East & West Molesey
A Dictionary of Local History
Rowland G. M. Baker, 1972
The Hampton Court United Gas Company was formed in 1851, with works for the production of gas at Hampton Wick. One of its chief promoters was Francis Jackson Kent, who was then busily engaged in laying out the Kent Town estate. Probably due to his influence the area which the company supplied was extended to include the Moleseys. In 1867, by a special Act of Parliament, this area was confirmed and further extended, and the firm was incorporated as the "Hampton Court Gas Company", a name it bore until the nationalisation of the gas industry in 1949. The original main crossed the river on Hampton Court bridge. This was supplemented later by another coming over via Tagg's Island. The area was connected to the gas grid in 1970.
Soon after gas came to the district the parish of East Molesey decided to take advantage of it and light the streets. Lighting inspectors were elected, but could not enforce a rate because they had placed some lamps in Matham Road, which was then a private street, the legality of which was questioned. Therefore for some time they were maintained by voluntary contributions. In 1885 the local Board, who had taken over responsibility for lighting from the inspectors, changed all lamps to oil burning bacause some ratepayers complained of the cost. In 1902 it was decided that the extra brightness of gas lights was well worth the extra expense, and gas lighting was restored. The local paper reported "... needless to say the change from the old oil burners is one that has given much satisfaction to the inhabitants". The lamps were converted to electricity in the early 1930s.
The Act of Parliament, passed in 1871, which enabled the Lambeth Water Company to build the reservoirs in West Molesey (see Waterworks) also empowered them to supply the parishes of East and West Molesey with piped water. The local Board made a bye-law compelling all habitable houses to be connected to the mains.
In the session of 1901-2 the East and West Molesey U.D.C. proposed to promote a Bill into Parliament to authorise them to supply the district with electric power. The scheme, however, was dropped. Two years later a private firm - the Twickenham and Teddington Electric Supply Company - were granted the same facilities by a special Act of Parliament.
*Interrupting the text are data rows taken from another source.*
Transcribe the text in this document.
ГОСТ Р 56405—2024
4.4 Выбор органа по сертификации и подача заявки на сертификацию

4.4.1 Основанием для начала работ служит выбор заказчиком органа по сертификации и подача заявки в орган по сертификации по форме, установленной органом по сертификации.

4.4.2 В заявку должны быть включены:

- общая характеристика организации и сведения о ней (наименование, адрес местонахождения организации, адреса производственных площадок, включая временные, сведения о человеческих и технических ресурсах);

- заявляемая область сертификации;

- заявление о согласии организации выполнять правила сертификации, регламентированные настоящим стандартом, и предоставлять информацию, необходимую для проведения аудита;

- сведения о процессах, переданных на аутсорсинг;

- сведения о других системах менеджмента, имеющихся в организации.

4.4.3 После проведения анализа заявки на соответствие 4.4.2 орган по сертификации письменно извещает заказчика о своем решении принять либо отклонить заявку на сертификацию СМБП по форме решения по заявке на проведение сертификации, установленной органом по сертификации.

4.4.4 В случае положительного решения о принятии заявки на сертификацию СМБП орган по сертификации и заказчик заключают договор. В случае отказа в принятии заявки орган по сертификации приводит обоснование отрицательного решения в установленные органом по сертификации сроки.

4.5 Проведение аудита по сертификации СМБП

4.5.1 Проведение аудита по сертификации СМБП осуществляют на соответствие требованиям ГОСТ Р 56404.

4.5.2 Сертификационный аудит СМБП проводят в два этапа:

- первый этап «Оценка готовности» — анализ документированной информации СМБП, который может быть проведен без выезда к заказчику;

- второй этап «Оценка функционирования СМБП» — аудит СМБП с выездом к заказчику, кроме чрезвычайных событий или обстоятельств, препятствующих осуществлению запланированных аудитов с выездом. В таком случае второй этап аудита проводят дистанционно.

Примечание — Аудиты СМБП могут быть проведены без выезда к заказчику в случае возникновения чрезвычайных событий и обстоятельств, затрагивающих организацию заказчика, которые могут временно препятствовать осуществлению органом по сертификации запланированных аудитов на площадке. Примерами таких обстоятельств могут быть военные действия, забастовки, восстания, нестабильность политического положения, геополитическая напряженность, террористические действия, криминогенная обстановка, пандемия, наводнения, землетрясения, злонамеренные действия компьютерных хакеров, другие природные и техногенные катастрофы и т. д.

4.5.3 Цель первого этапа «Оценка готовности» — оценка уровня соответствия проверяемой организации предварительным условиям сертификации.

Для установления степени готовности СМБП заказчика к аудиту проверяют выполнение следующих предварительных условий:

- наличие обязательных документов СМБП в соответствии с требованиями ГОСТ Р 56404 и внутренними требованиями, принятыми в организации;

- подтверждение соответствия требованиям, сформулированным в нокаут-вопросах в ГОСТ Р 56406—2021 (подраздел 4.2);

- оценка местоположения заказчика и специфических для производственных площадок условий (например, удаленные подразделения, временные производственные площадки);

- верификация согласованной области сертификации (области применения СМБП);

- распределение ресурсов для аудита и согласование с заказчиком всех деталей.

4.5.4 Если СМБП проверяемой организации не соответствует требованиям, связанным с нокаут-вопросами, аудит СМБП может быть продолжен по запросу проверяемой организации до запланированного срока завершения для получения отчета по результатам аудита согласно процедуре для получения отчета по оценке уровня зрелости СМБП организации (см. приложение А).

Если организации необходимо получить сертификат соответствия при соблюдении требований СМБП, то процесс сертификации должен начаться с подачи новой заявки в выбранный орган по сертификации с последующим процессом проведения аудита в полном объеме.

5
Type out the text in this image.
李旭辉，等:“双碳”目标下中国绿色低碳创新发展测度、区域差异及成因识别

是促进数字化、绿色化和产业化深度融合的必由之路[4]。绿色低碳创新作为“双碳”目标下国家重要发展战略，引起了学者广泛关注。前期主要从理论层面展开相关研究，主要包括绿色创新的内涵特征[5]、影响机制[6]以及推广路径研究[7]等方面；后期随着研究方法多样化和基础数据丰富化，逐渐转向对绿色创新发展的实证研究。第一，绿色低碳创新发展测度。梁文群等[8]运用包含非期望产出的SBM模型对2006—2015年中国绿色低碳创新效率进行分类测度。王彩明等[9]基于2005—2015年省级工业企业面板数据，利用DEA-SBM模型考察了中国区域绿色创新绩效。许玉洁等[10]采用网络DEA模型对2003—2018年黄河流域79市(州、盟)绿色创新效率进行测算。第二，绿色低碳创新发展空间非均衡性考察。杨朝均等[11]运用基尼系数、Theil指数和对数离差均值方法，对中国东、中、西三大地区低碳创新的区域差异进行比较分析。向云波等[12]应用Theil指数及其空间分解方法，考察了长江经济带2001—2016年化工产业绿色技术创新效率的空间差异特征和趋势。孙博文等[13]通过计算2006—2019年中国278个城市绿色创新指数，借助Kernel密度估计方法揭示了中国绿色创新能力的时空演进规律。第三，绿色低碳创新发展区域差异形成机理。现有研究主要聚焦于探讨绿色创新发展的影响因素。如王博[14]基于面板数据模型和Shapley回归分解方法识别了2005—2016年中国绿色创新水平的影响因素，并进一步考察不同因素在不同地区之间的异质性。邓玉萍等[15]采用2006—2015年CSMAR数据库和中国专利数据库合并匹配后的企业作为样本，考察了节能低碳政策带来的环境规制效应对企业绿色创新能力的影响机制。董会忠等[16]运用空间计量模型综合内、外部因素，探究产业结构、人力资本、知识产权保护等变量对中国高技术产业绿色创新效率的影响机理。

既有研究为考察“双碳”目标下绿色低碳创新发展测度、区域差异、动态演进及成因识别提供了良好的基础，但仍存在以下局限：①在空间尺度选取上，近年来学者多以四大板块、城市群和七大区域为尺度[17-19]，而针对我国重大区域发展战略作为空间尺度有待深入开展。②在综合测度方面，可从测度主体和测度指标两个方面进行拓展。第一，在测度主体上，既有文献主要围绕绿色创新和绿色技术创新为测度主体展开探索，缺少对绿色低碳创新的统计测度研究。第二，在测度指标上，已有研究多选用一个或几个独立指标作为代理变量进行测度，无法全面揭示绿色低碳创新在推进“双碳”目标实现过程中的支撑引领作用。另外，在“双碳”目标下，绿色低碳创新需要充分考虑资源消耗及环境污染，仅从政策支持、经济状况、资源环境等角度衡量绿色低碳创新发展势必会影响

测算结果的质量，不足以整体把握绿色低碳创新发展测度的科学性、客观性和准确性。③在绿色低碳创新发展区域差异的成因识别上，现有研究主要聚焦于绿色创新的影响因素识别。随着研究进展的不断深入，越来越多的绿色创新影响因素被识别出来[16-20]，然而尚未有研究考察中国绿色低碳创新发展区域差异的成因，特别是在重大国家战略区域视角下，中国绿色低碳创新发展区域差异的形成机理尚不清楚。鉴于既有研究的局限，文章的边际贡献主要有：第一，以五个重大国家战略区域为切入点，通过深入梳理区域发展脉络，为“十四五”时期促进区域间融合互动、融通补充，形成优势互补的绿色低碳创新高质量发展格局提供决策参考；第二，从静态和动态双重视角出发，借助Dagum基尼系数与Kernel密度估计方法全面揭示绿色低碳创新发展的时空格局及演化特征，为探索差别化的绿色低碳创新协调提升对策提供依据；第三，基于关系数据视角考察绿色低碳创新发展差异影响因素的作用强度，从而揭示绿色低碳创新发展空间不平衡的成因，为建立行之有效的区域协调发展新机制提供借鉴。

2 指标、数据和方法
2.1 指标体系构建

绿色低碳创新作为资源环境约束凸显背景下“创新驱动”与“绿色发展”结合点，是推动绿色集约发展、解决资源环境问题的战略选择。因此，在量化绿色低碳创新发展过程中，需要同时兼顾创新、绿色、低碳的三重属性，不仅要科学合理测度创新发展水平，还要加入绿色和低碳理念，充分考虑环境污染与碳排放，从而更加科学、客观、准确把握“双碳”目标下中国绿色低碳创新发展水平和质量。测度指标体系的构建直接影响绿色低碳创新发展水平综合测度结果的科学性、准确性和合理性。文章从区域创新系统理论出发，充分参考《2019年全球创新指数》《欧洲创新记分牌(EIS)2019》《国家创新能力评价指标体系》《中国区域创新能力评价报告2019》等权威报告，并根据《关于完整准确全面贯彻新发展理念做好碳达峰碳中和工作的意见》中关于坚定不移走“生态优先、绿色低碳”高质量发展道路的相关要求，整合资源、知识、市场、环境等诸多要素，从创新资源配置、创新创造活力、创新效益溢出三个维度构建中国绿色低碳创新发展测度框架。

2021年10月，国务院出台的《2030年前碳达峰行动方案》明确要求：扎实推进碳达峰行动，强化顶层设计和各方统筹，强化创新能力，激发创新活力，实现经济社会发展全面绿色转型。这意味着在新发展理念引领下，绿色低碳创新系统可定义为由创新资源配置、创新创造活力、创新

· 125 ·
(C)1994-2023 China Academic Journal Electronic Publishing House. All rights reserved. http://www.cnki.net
In 1904 cables were being laid, and houses connected to the mains.
Molesey was connected to the National Telephone Company's system on 1st October 1900. The exchange was in Manor Road next to the Poyntz Arms. A public call office was erected at 44 Walton Road, now part of the Colena Ladies Outfitters, and another in what was Usher's ironmongers shop at 53 Bridge Road, now Littlewoods. The charge was one penny within the Molesey circuit and threepence to either Kingston or London. Later the exchange was moved to a site over the river near hampton church.
East Molesey's first post office was in the Bell Inn, and the licensee - Mr. Pitcher - was aslo the postmaster. About 1867 another office was opened in a shop in Bridge Road, near the Albion Inn. The postmistress was a Mrs. Taylor, and her husband ran a coal and corn merchants business in the same shop. In 1906 Bridge House was bought and adapted as a post office by building a new public office stretching from the old house to the pavement, and by altering the main building for telegraphs, sorting, rooms for postmen and telegraph boys, and residence for the postmaster. After the Bridge Road office was opened the Bell Inn became a sub-office, called "Upper East Molesey Post Office". Later this was transferred to Mr. Kents's chemist shop on the corner of Walton and Spencer Roads. When this shop was rebuilt in 1893 the name was changed to the grander title of "Molesey Park". In January 1904 a further sub-office was opened at Mr. Wallace's drapers shop on the corner of Walton and Seymour Roads, but in a few years this was transferred to Rowe and Stevens, just up the road, where it still exists.
In West Molesey, like East Molesey, the first post office was in the main hostelry - the Royal Oak. About 1864 it was transferred to Grave's bakers shop, which stood, appropriately enough, on the spot where the present postal sorting office stands. In 1900 it moved to the grocers shop on the corner of Walton Road and High Street where the business is still transacted.
From early times each locality was responsible for maintaining law and order. The two Moleseys, like every other place, elected their own parish constables, and we know the names of some of them from at least Stuart times. By the nineteenth century this fragmentary system of part time law officers was too ineffective to combat the rising crime rate of the bigger towns, and the Metrpolitain Police Force, composed of full time paid constables, was founded by Act of parliament in 1829. At first it covered only the inner London areas, but by an order in council of 1840 the boundaries were extended to cover the outer suburbs, including Molesey. A police station was set up at Ferry Road, Long Ditton, to cover this district. By the 1880s may people were complaining that bacause of the large area and the distance away of the station, Molesey ought to have its own police station. In 1899 a police box with a telephone was placed at the corner of walton and New Roads at west Molesey, and in the next year, under a special Act of Parliament, the land was purchased for the building of the present police station.